Pasaban los expedicionarios ante la multitud, que los aplaudía y vivaba hasta romperse las bocas. Resonó el hailli triunfal en las lenguas de las esposas, en las gargantas de las hermanas, en los labios de las hijas, en los pechos de las madres. Tropeles infantiles recorrían las cercas del camino, al lado de los héroes o, asaltando los monolitos de los arrabales vecinos y encaramándose en las torres y pedrones de Sajsahuamán, gritaban, ebrios de una emoción desconocida, sus adioses a los guerreros en marcha. Algunos niños de pecho extendían las manecitas al paso de tal o cual soldado, en quien reconocían el labio que han besado o el brazo en que han dormido dulcemente.

El príncipe heredero, consumados sus últimos mandatos, abandonó el centro de la Intipampa y, seguido de los huaracas nobles, de marcial hermosura varonil y brillantes vestiduras, se dirigió hacia un lado de la explanada, donde la familia imperial se había estacionado a presenciar la partida de los ejércitos. La muchedumbre abría camino a Huayna Cápac, prosternándose y voceando conmovida de entusiasmo:

—¡Hijo de Túpac Yaya!

—¡Sol que amanece!

—¡Alma nueva del reino!

—¡Mozo poderoso!

—¡Mozo poderoso!

Huayna Cápac vestía una capa de campaña, entretejida de leve hilado de oro, sencillas ojotas de plumas de torcaz y un casco de bruñida plata, sin más adorno que la borla amarilla de heredero. Su diestra sujetaba la partesana viril, ganada en sus jornadas de doncel. Al cruzar entre la multitud, aparecía resplandeciente de orgullo y ambición. Nunca, como en ese día pudo intuirse en aquel mozo, de maciza y gallarda traza de dominio, al más grande monarca del Sol. No se sabe qué cambio se había operado del capitán derruido y vacilante, que un día entrara al Cusco, en vergonzosa retirada, a este soberbio guerrero, alegre y animoso que, atadas a sus vastos maxilares todas las disyuntivas de la empresa, impartía ahora órdenes, con premura y ardor de iluminado, consultaba a sus generales, resolvía cálculos y datos estratégicos y, en general, daba la impresión de una fe inquebrantable en su destino.

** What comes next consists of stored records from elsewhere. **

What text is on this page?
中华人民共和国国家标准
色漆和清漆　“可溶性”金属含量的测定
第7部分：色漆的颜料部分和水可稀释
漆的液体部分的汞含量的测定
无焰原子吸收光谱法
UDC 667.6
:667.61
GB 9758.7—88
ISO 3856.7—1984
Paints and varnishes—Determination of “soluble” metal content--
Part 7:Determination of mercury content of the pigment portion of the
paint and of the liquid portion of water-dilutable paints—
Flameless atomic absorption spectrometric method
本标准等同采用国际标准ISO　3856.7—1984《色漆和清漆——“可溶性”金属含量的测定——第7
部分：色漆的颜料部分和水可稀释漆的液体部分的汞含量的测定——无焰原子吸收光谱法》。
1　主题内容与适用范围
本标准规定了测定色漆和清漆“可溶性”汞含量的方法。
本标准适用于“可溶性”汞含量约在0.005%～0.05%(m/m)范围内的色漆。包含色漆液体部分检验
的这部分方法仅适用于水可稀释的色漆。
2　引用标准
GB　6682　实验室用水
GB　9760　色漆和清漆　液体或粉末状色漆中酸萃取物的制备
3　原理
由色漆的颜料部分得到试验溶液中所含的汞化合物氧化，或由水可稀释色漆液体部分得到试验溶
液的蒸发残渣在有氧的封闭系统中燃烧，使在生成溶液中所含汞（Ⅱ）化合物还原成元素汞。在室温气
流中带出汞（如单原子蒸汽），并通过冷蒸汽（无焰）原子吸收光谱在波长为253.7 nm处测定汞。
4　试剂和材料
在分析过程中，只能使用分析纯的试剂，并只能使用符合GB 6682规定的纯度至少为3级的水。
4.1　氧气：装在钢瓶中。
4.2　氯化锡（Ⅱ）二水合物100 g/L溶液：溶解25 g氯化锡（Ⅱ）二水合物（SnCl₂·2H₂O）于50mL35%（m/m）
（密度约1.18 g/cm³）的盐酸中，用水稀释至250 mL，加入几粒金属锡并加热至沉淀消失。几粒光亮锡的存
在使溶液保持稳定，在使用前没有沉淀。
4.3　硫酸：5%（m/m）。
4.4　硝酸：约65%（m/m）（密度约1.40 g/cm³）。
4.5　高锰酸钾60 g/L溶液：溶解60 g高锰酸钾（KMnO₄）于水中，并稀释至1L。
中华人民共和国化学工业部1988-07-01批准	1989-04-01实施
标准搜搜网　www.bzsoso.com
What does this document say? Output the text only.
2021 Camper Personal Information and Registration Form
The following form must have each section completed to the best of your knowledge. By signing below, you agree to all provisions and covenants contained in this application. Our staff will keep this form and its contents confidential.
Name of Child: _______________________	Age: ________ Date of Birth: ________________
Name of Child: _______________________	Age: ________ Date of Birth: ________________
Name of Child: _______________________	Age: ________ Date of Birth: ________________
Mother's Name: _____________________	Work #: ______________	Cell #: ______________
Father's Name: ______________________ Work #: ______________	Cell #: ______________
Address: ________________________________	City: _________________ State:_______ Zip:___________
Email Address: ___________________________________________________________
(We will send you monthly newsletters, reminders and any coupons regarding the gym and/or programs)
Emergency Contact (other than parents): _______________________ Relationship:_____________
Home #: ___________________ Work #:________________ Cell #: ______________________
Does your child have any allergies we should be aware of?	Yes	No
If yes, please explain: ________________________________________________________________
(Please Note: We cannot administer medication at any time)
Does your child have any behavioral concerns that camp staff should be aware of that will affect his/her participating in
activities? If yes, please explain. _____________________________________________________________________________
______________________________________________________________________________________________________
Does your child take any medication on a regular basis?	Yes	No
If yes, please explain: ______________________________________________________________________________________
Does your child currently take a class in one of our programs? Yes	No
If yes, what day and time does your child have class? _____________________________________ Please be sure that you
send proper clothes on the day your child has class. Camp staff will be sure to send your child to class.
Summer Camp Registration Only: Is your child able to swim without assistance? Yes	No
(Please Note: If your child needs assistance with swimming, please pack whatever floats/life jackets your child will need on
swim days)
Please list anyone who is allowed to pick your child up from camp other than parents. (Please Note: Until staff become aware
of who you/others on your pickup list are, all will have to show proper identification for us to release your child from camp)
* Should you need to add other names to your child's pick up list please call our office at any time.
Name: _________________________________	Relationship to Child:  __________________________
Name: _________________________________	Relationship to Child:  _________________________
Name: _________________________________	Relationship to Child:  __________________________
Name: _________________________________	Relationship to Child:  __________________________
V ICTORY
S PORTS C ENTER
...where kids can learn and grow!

A los himnos de aliento de los quechuas, centelleaban sus pupilas de jaguar.

Acercose a la familia imperial, pues debía despedirse de su hermana y prometida, la tierna infanta Rahua, que, acompañada de Mama Ocllo, Kusikayar, Runto Caska, el Villac Uno y numerosos grupos de la corte, le esperaba en finas y magníficas literas, sostenidas al hombro por soras de tallas armoniosas y pareadas. Rahua le vio venir y, sin saber por qué, le dolió el corazón. No supo contenerse y se puso a llorar.

—¡Adiós, hermana mía! —le dijo Huayna Cápac, emocionado.

—Adiós, hermano —sollozó la infanta con el rostro oculto entre las manos.

Huayna Cápac regresó al centro de la Intipampa, en el preciso instante en que un heraldo llegaba a él. Venía del palacio del Inca. Arrodillose y le entregó una hebra del llauto imperial, que el heredero examinó detenidamente. El hilo sagrado tenía un nudo grande y dos pequeños. Huayna Cápac tuvo un gesto de felicidad y, descubriéndose, besó el rojo filamento con el que su padre le ordenaba partir sin más espera. Lanzó una mirada significativa sobre su pueblo, que no cesaba de aclamarle, cambió algunos diálogos con los jefes que le rodeaban y partió, sonriendo y escrutando el espacio infinito.

Un reguero de frescas flores y olorosas yerbas, cubría la calzada. Las exclamaciones y gritos de entusiasmo crecieron, formando un estruendo que ahogaba las músicas de guerra.

Pocos momentos después, el ejército del Sol perdíase a lo lejos, en el gran camino de la costa. Una nube de polvo le seguía y el viento de la tarde traía, de cuando en cuando, los sangrientos clamores de los sonoros cuernos, cada vez más agudos y lejanos.